The initiative is supported by the Ministry of Sport, the Department of Sports and the National Youth Soccer Federation, with a total budget of 1,500,000 reais ($8,000).
The programme is being run by the youth organisation Atletico Boca, which is run by one of Colombia’s top football managers.
He said that his organisation would be the main focus of the programme, and would be tasked with recruiting and training 20,000 people, or 10,000 of whom would be young people.
“We have been very impressed with the work that we are doing,” Atletico CEO Jorge Valdes told Al Jazeera.
“We have seen the impact of the program and the commitment that we have from the club.
I am very pleased to be part of this project.”
He added that it was the first time the organisation had been given a role in youth soccer.

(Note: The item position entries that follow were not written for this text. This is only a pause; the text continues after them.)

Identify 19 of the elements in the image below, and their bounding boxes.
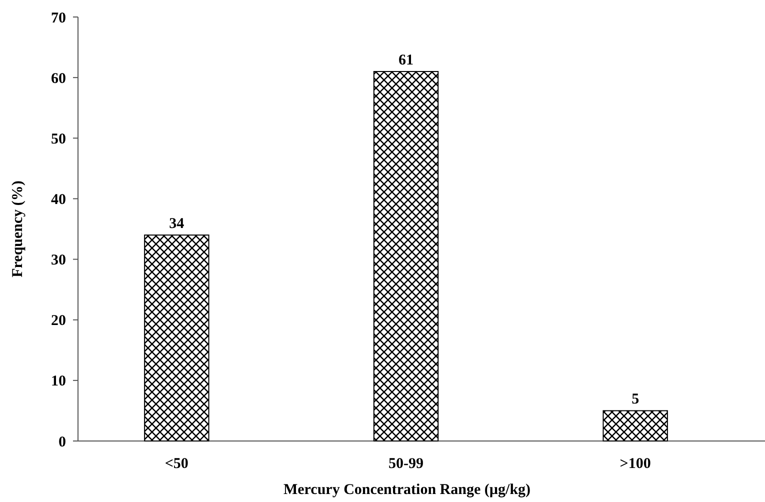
- y-tick-label: 20: [51, 313, 66, 330]
- bar: [602, 410, 668, 442]
- data-label: 5: [632, 392, 640, 408]
- y-tick-label: 40: [51, 192, 66, 208]
- x-tick-label: <50: [164, 456, 188, 472]
- data-label: 61: [398, 52, 414, 69]
- x-tick-label: 50-99: [388, 456, 424, 472]
- y-tick-label: 0: [58, 434, 66, 450]
- y-tick-label: 70: [51, 10, 66, 26]
- bar: [373, 71, 439, 442]
- data-label: 34: [169, 216, 185, 232]
- y-axis-title: Frequency (%): [10, 180, 26, 278]
- bar: [144, 234, 210, 442]
- y-tick-label: 60: [51, 70, 66, 87]
- y-tick-label: 50: [51, 131, 66, 148]
- x-tick-label: >100: [620, 456, 651, 472]
- x-axis-title: Mercury Concentration Range (µg/kg): [283, 482, 531, 498]
- y-tick-label: 30: [51, 252, 66, 269]
- y-tick-label: 10: [51, 374, 66, 390]
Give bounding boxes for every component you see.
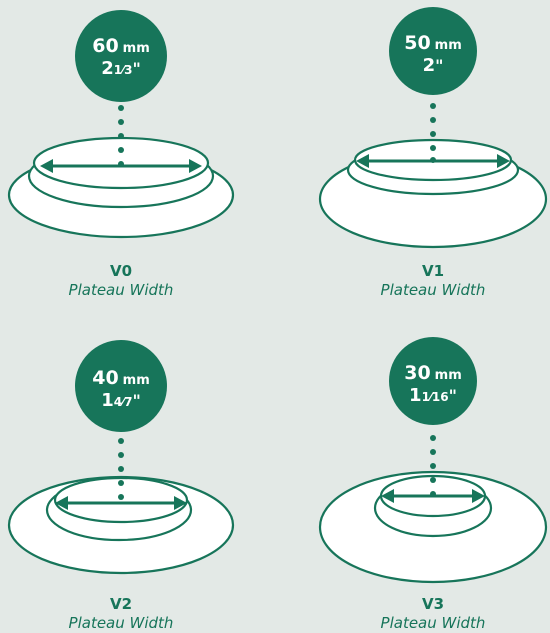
variant-v3: 30 mm 11⁄16" bbox=[318, 337, 548, 584]
v2-width-arrow bbox=[55, 496, 187, 510]
v1-variant-label: V1 bbox=[421, 262, 445, 280]
variant-v1: 50 mm 2" bbox=[318, 7, 548, 249]
v2-caption: V2 Plateau Width bbox=[11, 595, 231, 633]
v1-imperial-label: 2" bbox=[423, 55, 444, 76]
v1-subtitle: Plateau Width bbox=[380, 281, 486, 299]
v0-dotted-leader bbox=[118, 105, 124, 167]
v3-imperial-label: 11⁄16" bbox=[409, 385, 457, 406]
v0-metric-label: 60 mm bbox=[92, 35, 150, 57]
variant-v0: 60 mm 21⁄3" bbox=[7, 10, 235, 239]
v0-caption: V0 Plateau Width bbox=[11, 262, 231, 300]
v3-caption: V3 Plateau Width bbox=[323, 595, 543, 633]
v2-subtitle: Plateau Width bbox=[68, 614, 174, 632]
v2-imperial-label: 14⁄7" bbox=[101, 390, 141, 411]
v1-size-bubble: 50 mm 2" bbox=[389, 7, 477, 95]
v0-subtitle: Plateau Width bbox=[68, 281, 174, 299]
v2-metric-label: 40 mm bbox=[92, 367, 150, 389]
v3-metric-label: 30 mm bbox=[404, 362, 462, 384]
v0-size-bubble: 60 mm 21⁄3" bbox=[75, 10, 167, 102]
v1-dotted-leader bbox=[430, 103, 436, 163]
v2-variant-label: V2 bbox=[109, 595, 133, 613]
v3-variant-label: V3 bbox=[421, 595, 445, 613]
v1-caption: V1 Plateau Width bbox=[323, 262, 543, 300]
variant-v2: 40 mm 14⁄7" bbox=[7, 340, 235, 575]
v3-dotted-leader bbox=[430, 435, 436, 497]
v0-variant-label: V0 bbox=[109, 262, 133, 280]
v3-size-bubble: 30 mm 11⁄16" bbox=[389, 337, 477, 425]
v2-size-bubble: 40 mm 14⁄7" bbox=[75, 340, 167, 432]
v2-dotted-leader bbox=[118, 438, 124, 500]
v3-subtitle: Plateau Width bbox=[380, 614, 486, 632]
v1-metric-label: 50 mm bbox=[404, 32, 462, 54]
v0-imperial-label: 21⁄3" bbox=[101, 58, 141, 79]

“There is a need for a lot of things in the youth sector, and this is the first initiative that gives the club a lot more influence in the lives of young people,” he said.
“This will give the club more opportunities to build on.”
The idea of the team, which started in 2012, is to create an opportunity for young people to compete against adults, rather than against each other.
The team has been able to grow its membership to about 15,000 since the start of the year, and it has a strong following in the local soccer community.
Valdes explained that the majority of the club’s members are under the age of 20, with younger players also participating in the programme.
“It is a program that is geared to young adults,” he added.
“Our main objective is to reach a younger age group, so that they can participate in sports that they normally do not.”
The number of players participating in youth football has increased exponentially since the programme began, with some clubs now offering a monthly membership fee of 50,000, Valdes added.
The youth football team at Atletico is one of the most popular clubs in Colombia, with at least 100,000 members, according to data provided by the club, which has grown from just under 30,000 to over 40,000.
“The club has about 80,000 players, and we have around 10,500 players who play in the league,” said Atletico manager Javier Valdes.
“So, the total number of kids who play is around 20,500.”
The Atletico team has also raised funds for a number of charity projects.
In the past few months, the club has donated over 40 million reais to charities, including the World Cancer Research Fund (WCRF), and the Fundacion de Cerveteria del Pueblo, which aims to improve the lives and health of children and families.
“Our team has helped us with the charity projects we have been doing for a long time,” Valdes said.
“Some of them are charities that are very small and very close to us, and these projects we work with have been really good for us.”
The club also donated to charity more than a dozen local projects in the city of Puebla, which, like the rest of Colombia, has a large number of poverty-related issues, including drug addiction and a lack of access to basic healthcare.
In addition, the team has donated more than 5 million reis ($4,000) to the government-run National Fund for the Promotion of Sport in the country.
“Atletico has a good track record in supporting local sports projects,” Valdespes added, adding that he is sure the club will be able to contribute even more to the country’s youth league in the future.
“In the long run, this will also be a way to give a lot to the communities that we work in, because we can see that young people can help a lot.”